NORM CHOW – (Sept. 3, 2012) NO. 1 USC 49, HAWAII 10. You knew it was going to be a rough day for Hawaii when, on the very first play from scrimmage, USC’s Matt Barkley connected with receiver Marquise Lee for a 75-yard touchdown. The blowout loss spoiled a homecoming of sorts for new UH head coach Norm Chow, who served as USC’s offensive coordinator during the Trojans’ two most recent national championship seasons. For UH, the game was a departure from the run-and-shoot attack that June Jones and Greg McMackin employed for the previous 13 seasons. QB Sean Schroeder made his Rainbow Warrior debut and, after struggling in the first half, acquitted himself well. Schroeder finished 24 for 39 for 208 yards, 1 TD and 2 picks. On the opening drive in the second half, Schroeder hooked up with Matt Harding for an 18-yard score. “We started only one senior and a bunch of kids who never played before,” Chow remarked after the game. “There will be jitters and tough times. In the second half, we settled down. I told our kids we could still go 10-1.” (Spoiler Alert: Hawaii finished 3-9.)

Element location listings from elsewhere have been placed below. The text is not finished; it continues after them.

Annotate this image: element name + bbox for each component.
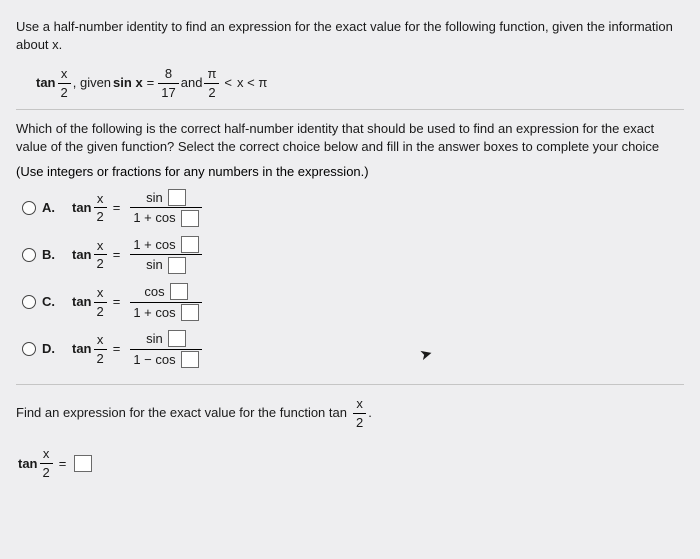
two-bot: 2 (58, 84, 71, 102)
label-b: B. (42, 246, 60, 264)
input-d-top[interactable] (168, 330, 186, 347)
eq1: = (147, 74, 155, 92)
radio-a[interactable] (22, 201, 36, 215)
and: and (181, 74, 203, 92)
lt1: < (224, 74, 232, 92)
choice-c[interactable]: C. tan x2 = cos 1 + cos (22, 282, 684, 322)
radio-c[interactable] (22, 295, 36, 309)
lt2: x < π (237, 74, 267, 92)
input-d-bot[interactable] (181, 351, 199, 368)
input-a-top[interactable] (168, 189, 186, 206)
two2: 2 (204, 84, 219, 102)
choice-d[interactable]: D. tan x2 = sin 1 − cos (22, 329, 684, 369)
choice-b[interactable]: B. tan x2 = 1 + cos sin (22, 235, 684, 275)
choice-a[interactable]: A. tan x2 = sin 1 + cos (22, 188, 684, 228)
tan: tan (36, 75, 56, 90)
label-a: A. (42, 199, 60, 217)
tan-a: tan (72, 199, 92, 217)
n8: 8 (158, 65, 178, 84)
input-b-bot[interactable] (168, 257, 186, 274)
given-text: , given (73, 74, 111, 92)
radio-d[interactable] (22, 342, 36, 356)
label-c: C. (42, 293, 60, 311)
intro-text: Use a half-number identity to find an ex… (16, 18, 684, 57)
label-d: D. (42, 340, 60, 358)
n17: 17 (158, 84, 178, 102)
given-expression: tan x2 , given sin x = 817 and π2 < x < … (36, 65, 684, 101)
radio-b[interactable] (22, 248, 36, 262)
sinx: sin x (113, 75, 143, 90)
question-text: Which of the following is the correct ha… (16, 121, 659, 154)
final-tan: tan (18, 455, 38, 473)
x-top: x (58, 65, 71, 84)
intro-line: Use a half-number identity to find an ex… (16, 19, 673, 52)
note: (Use integers or fractions for any numbe… (16, 164, 369, 179)
input-a-bot[interactable] (181, 210, 199, 227)
input-final[interactable] (74, 455, 92, 472)
input-c-bot[interactable] (181, 304, 199, 321)
input-c-top[interactable] (170, 283, 188, 300)
final-prompt: Find an expression for the exact value f… (16, 404, 347, 422)
question-section: Which of the following is the correct ha… (16, 109, 684, 380)
input-b-top[interactable] (181, 236, 199, 253)
final-section: Find an expression for the exact value f… (16, 384, 684, 485)
pi: π (204, 65, 219, 84)
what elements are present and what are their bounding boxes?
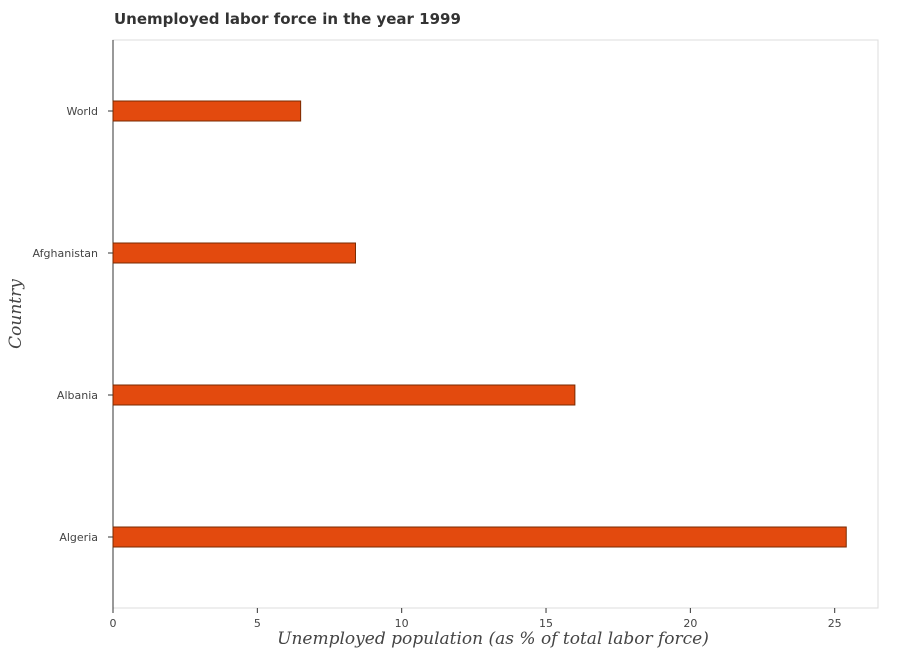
plot-area: [112, 39, 879, 609]
y-axis-label: Country: [6, 279, 26, 349]
y-axis-ticks: World Afghanistan Albania Algeria: [33, 105, 113, 544]
y-tick-label: Afghanistan: [33, 247, 99, 260]
x-tick-label: 0: [110, 617, 117, 630]
x-axis-label: Unemployed population (as % of total lab…: [277, 629, 709, 649]
chart-title: Unemployed labor force in the year 1999: [114, 10, 461, 28]
y-tick-label: World: [66, 105, 98, 118]
x-tick-label: 25: [828, 617, 842, 630]
bar-albania: [112, 384, 576, 406]
x-tick-label: 10: [395, 617, 409, 630]
x-tick-label: 20: [683, 617, 697, 630]
x-tick-label: 5: [254, 617, 261, 630]
bars-group: [112, 100, 847, 548]
x-tick-label: 15: [539, 617, 553, 630]
bar-afghanistan: [112, 242, 356, 264]
x-axis-ticks: 0 5 10 15 20 25: [110, 608, 842, 630]
y-tick-label: Algeria: [59, 531, 98, 544]
y-tick-label: Albania: [57, 389, 98, 402]
bar-world: [112, 100, 302, 122]
bar-algeria: [112, 526, 847, 548]
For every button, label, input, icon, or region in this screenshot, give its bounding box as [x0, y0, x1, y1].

NICK ROLOVICH – (Aug. 27, 2016) CAL 51, HAWAII 21. Nick Rolovich’s first game as UH head coach was a history-making event even before the game was played. For the first time, the Rainbow Warriors would play a game on international soil – specifically, inside ANZ Stadium in Sydney, Australia. It was a competitive contest early on. After Hawaii attempted an onside kick to open the game, Cal converted a short drive for a touchdown. UH struck right back, however, and QB Ikaika Woolsey connected with receiver Marcus Kemp on a 39-yard catch and run for a score. Hawaii responded to another Bars TD with an electrifying 53-yard scoring run by RB Diocemy Saint Juste. However, UH was shutout in the second quarter and Cal went on a 17-0 run that the Warriors could not recover from. Woolsey finished the game with 234 passing yards, and UH’s rushing attack netted another 248 yards. Hawaii’s defense was simply porous, surrendering 51 points and 630 offensive yards. Cal QB Davis Webb paced the Bears’ attack with 441 passing yards and 4 TDs.